An open economy such as the one that has been created by the Australian trade policy can have many effects. It can produce such impacts from two main assumptions usually common in this kind of market. One is that spending must not always be equal to output, the second assumption is that saving does not have to be equal to investments. As a result of these assumptions, a country can spend more than its output, simply because of the possibility of or option that it can import goods. This can in turn lead to the country spending less and less of its outputs, and therefore, exporting most of its outputs. Just the same, a country with an open economy like Australia has an opening to save abroad through the buying of foreign assets, and a similar opening to borrow more than the country is willing to lend abroad, by selling bonds to foreign markets (Mankiw).
This increased saving causes an increase in the net capital flow. Unlike a closed economy, an open economy’s investments are not limited or constrained by domestic or fixed loanable funds supply. The world’s interest rate is also another variable affected by the open economy trade policy. This is because the interest rate depends on a country’s investment and saving in the world’s loanable funds. If the world interest rate increases therefore, a country’s open economy investment is reduced, and this generally leads to the reduction in the demand for loanable funds; because the supply of the funds remains constant the amount of funds flowing abroad increases (Makin, 2004). As a result then, the increase in the demand of loanable funds by an organization can be satisfied and met by the foreign markets from which the organization borrows from abroad though the sale of bonds. This results to a decrease in the net outflow of a country’s financial capital. Below is a diagram that shows the effects of an increase in investment demand; NX is size of trade surplus, I, is interest, and S is total of a country’s saving (Mankiw);
Effects of the Two Policies
Both these two policies will have an effect on the rate of public saving.

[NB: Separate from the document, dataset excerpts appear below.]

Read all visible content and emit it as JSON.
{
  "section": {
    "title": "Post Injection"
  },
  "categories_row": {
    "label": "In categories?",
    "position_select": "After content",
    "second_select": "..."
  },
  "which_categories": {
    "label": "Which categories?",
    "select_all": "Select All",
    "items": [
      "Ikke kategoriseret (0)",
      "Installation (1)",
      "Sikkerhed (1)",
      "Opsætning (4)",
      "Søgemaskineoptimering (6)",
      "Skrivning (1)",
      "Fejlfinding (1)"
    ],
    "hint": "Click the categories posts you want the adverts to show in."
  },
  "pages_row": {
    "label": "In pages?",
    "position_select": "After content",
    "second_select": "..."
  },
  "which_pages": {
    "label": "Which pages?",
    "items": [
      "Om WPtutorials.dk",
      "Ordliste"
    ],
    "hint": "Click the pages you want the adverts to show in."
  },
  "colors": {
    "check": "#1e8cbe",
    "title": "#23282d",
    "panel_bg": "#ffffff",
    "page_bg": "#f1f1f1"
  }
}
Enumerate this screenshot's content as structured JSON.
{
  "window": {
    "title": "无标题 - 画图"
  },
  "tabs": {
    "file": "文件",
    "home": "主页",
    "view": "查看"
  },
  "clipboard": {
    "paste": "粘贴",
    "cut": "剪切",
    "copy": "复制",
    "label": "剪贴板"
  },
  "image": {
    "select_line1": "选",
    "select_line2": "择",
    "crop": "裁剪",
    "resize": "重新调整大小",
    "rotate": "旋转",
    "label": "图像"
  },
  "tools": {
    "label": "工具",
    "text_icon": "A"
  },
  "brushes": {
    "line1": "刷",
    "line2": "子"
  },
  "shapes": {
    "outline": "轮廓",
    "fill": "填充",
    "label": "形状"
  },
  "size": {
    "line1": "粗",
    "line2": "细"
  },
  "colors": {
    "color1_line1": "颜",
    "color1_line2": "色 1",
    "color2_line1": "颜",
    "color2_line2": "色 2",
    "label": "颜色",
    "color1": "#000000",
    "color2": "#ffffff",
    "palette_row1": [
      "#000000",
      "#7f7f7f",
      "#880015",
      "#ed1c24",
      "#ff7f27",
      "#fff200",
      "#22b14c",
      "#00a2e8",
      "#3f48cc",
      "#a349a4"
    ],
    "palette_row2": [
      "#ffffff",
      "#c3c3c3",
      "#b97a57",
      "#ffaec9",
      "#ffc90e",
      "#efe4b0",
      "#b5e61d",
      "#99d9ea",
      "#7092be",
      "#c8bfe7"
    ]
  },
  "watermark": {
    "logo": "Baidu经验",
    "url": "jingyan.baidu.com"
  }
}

The interest rate policy will have this effect through decreasing the bank’s interest rates, and therefore, through increasing the demand for loans and reducing their supply. The trade policy on the other hand will have this effect through allowing the Australian government to spend more leading to an increase in the budget deficit. National saving is the same as the amount of savings that go into a country (Makin, 2004). National saving therefore includes all the private saving that occurs when people save more than they consume, and the public saving that takes place when a government spends less than the amount of revenue it collects. As a result of decreased public saving, which results from these two policies, the interest rates will be forced to increase because of the decrease in the supply of loanable funds. Generally, these two policies will lead to higher interest rates, which will ultimately discourage borrowing from the private sector. These increased interest rates will also crowd out most of capital investments held privately (Mankiw).
Arguments and Supporting Results
Generally, these two policies have a lot to do with the Australia’s interest rates. It is important to note that interest rates are mainly determined by the interaction that exists between supply and demand of loanable funds. Therefore, an increase in demand in loanable funds will result to an increase in both the level of borrowing and lending, and interest rates. A decrease in demand on the other hand will have the opposite effects. An increase in supply will lead to an increase in the level of borrowing and lending, and a decrease in the interest rates of the loanable funds.

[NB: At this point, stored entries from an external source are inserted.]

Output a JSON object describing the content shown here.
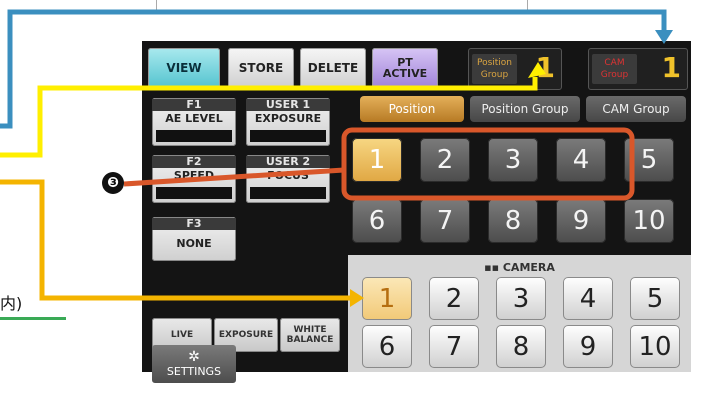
{
  "toolbar": {
    "view_label": "VIEW",
    "store_label": "STORE",
    "delete_label": "DELETE",
    "pt_active_label_line1": "PT",
    "pt_active_label_line2": "ACTIVE",
    "position_group_label_line1": "Position",
    "position_group_label_line2": "Group",
    "position_group_value": "1",
    "cam_group_label_line1": "CAM",
    "cam_group_label_line2": "Group",
    "cam_group_value": "1"
  },
  "fkeys": [
    {
      "title": "F1",
      "value": "AE LEVEL"
    },
    {
      "title": "USER 1",
      "value": "EXPOSURE"
    },
    {
      "title": "F2",
      "value": "SPEED"
    },
    {
      "title": "USER 2",
      "value": "FOCUS"
    },
    {
      "title": "F3",
      "value": "NONE"
    }
  ],
  "tabs": [
    "Position",
    "Position Group",
    "CAM Group"
  ],
  "position_keys": [
    "1",
    "2",
    "3",
    "4",
    "5",
    "6",
    "7",
    "8",
    "9",
    "10"
  ],
  "bottom_buttons": {
    "live": "LIVE",
    "exposure": "EXPOSURE",
    "white_balance_line1": "WHITE",
    "white_balance_line2": "BALANCE"
  },
  "camera_label": "CAMERA",
  "camera_keys": [
    "1",
    "2",
    "3",
    "4",
    "5",
    "6",
    "7",
    "8",
    "9",
    "10"
  ],
  "settings_label": "SETTINGS",
  "annotation_badge": "❸",
  "partial_text": "内)",
  "colors": {
    "highlight_orange": "#d9572a",
    "arrow_yellow": "#ffef00",
    "arrow_blue": "#3b8fbf",
    "arrow_gold": "#f4b400",
    "selected_key": "#f0c060",
    "view_button": "#53c3cf",
    "pt_active": "#9f82d8"
  }
}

Decreases in supply will however, result to a decrease in lending and borrowing and an increase in interest rates (Mankiw). For example, let us say one has an extra 5000 dollars in their checking account, and the banks interest rates are as low as 1 percent. The only money that individual can earn from saving is 50 dollars in a year. Such an individual can decide to use the money in other activities like buying a computer instead of having it earn little interest. Another person, might however, be a member o another bank offering up to 15 percent in interest. If one saves this money for a year, they can get an extra 750 dollars. This individual is more likely to save than the other person having an interest rate of 1%
Conclusion
The loanable funds market can be affected by many aspects in a country’s economy. Some of the most important influences of this market are the policies that most governments establish to govern trade and other business factors in a country. These policies, as we have seen above, can have both positive and negative impacts on the loanable funds market. For example, because of the two policies the paper has discussed it would be correct to conclude that the Australian loanable funds market would experience certain changes in regards to the level of saving. Because of the low interest rates created by both low demands (constant interest rate policy), and increased government spending (trade policy), the Australian market for loanable funds will experience an increase in interest rates. This will in turn to a decrease in the supply of the loanable funds and an overall decrease in private borrowing. The market will also experience a crowding out of some of the capital investments held privately.